The colored shapes are arbitrary symbols, variables like in algebra. They could be other combinators or anything in the system. Kx, for instance, always produces whatever x, a variable, happens to be when applied to something else. So KKI will produce K. KIS produces I.

So there is no one for one mapping. Any of those birds/combinators or some parenthesized expression of them can be put in place of the colored shapes.


> The Mockingbird takes 2 booleans and returns True if at least one of them is True

But earlier on we were told:

> The first bird that we observe is the Mockingbird, which repeats the first word.

Can both of these things be true?

It also seems confusing that K, I, and KI are 3 different types of bird. How do you distinguish KI from KI?

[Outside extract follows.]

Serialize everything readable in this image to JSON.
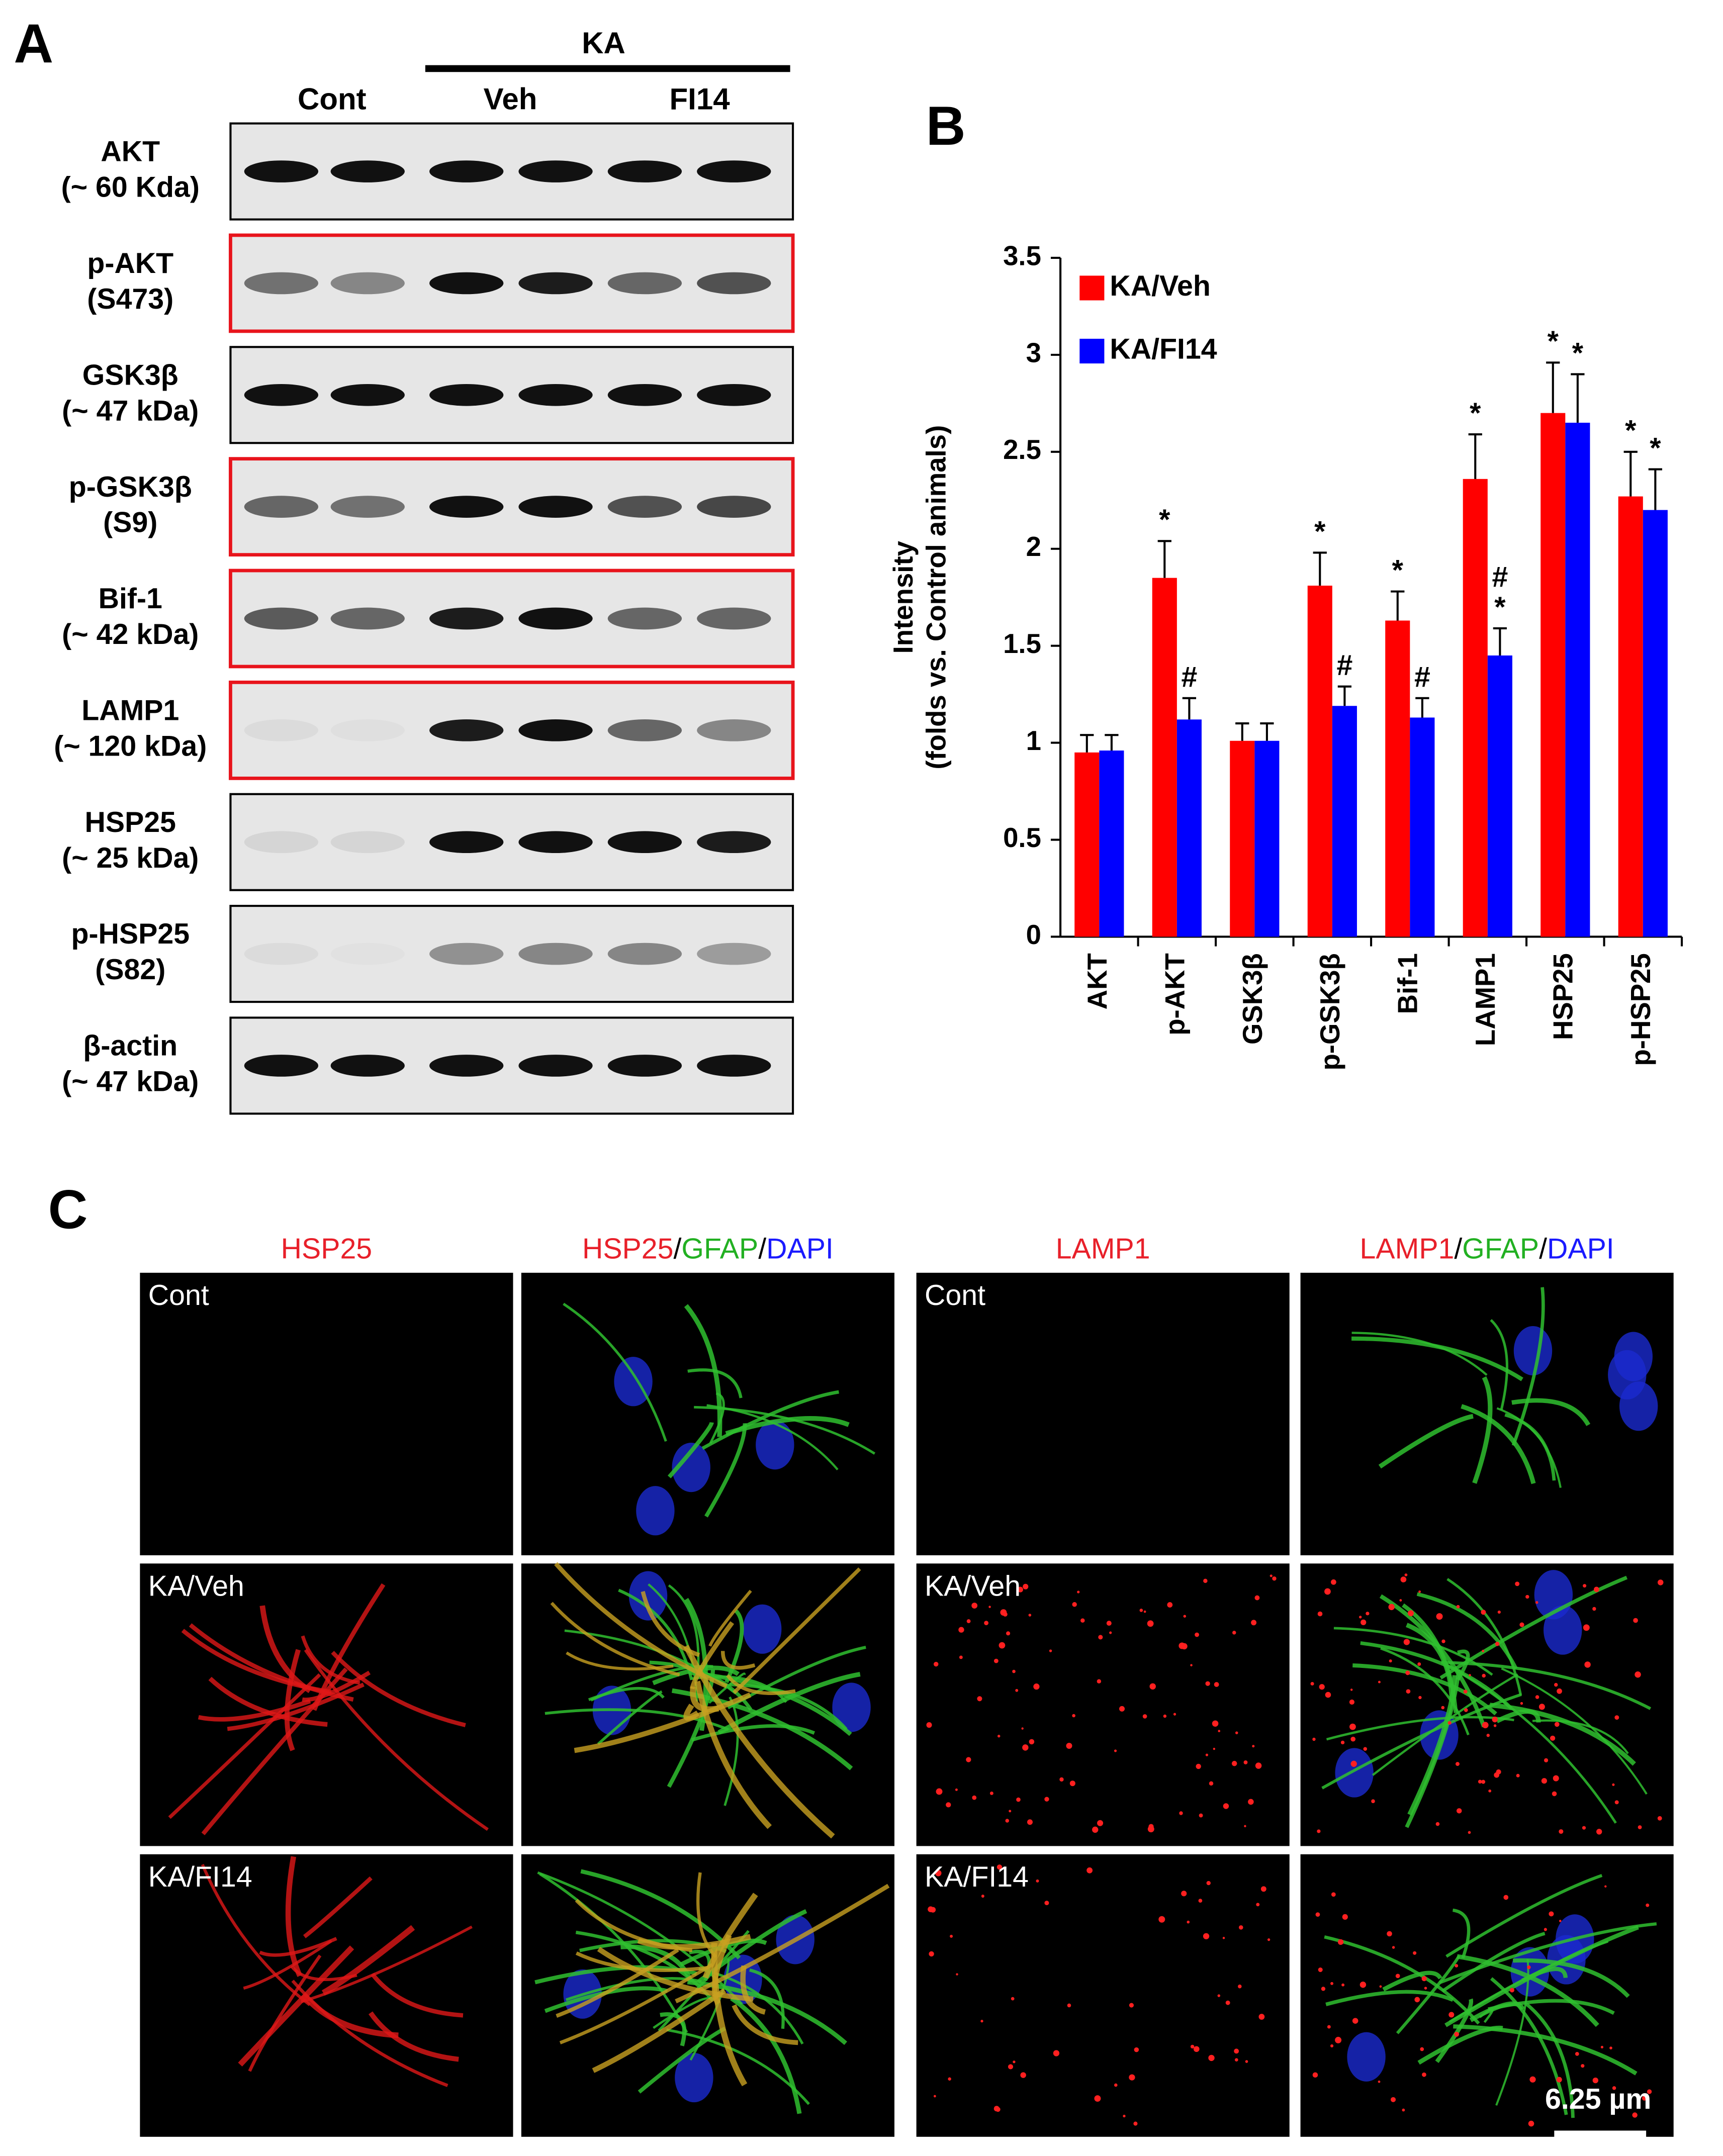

You don't need to distinguish KI (the kite) from KI (the kestrel followed by the idiot bird), because they evaluate to the same thing. Kite xy is y, and if you evaluate Kestrel Idiot xy, you get:

    KIxy -> Iy -> y
Similarly, because true is defined as K, and false as KI, if you evaluate Mxy where x and y are K or KI, and keep evaluating, you'll eventually end up with either K or KI, depending on whether (x or y) is true or false. I agree, though, that is confusing that the post didn't explain any of this; I assume it's not finished yet.


"Combinatory Forests are inhabited by talking birds, which speak words delimited by parentheses."

Are there any biologists around who can confirm this?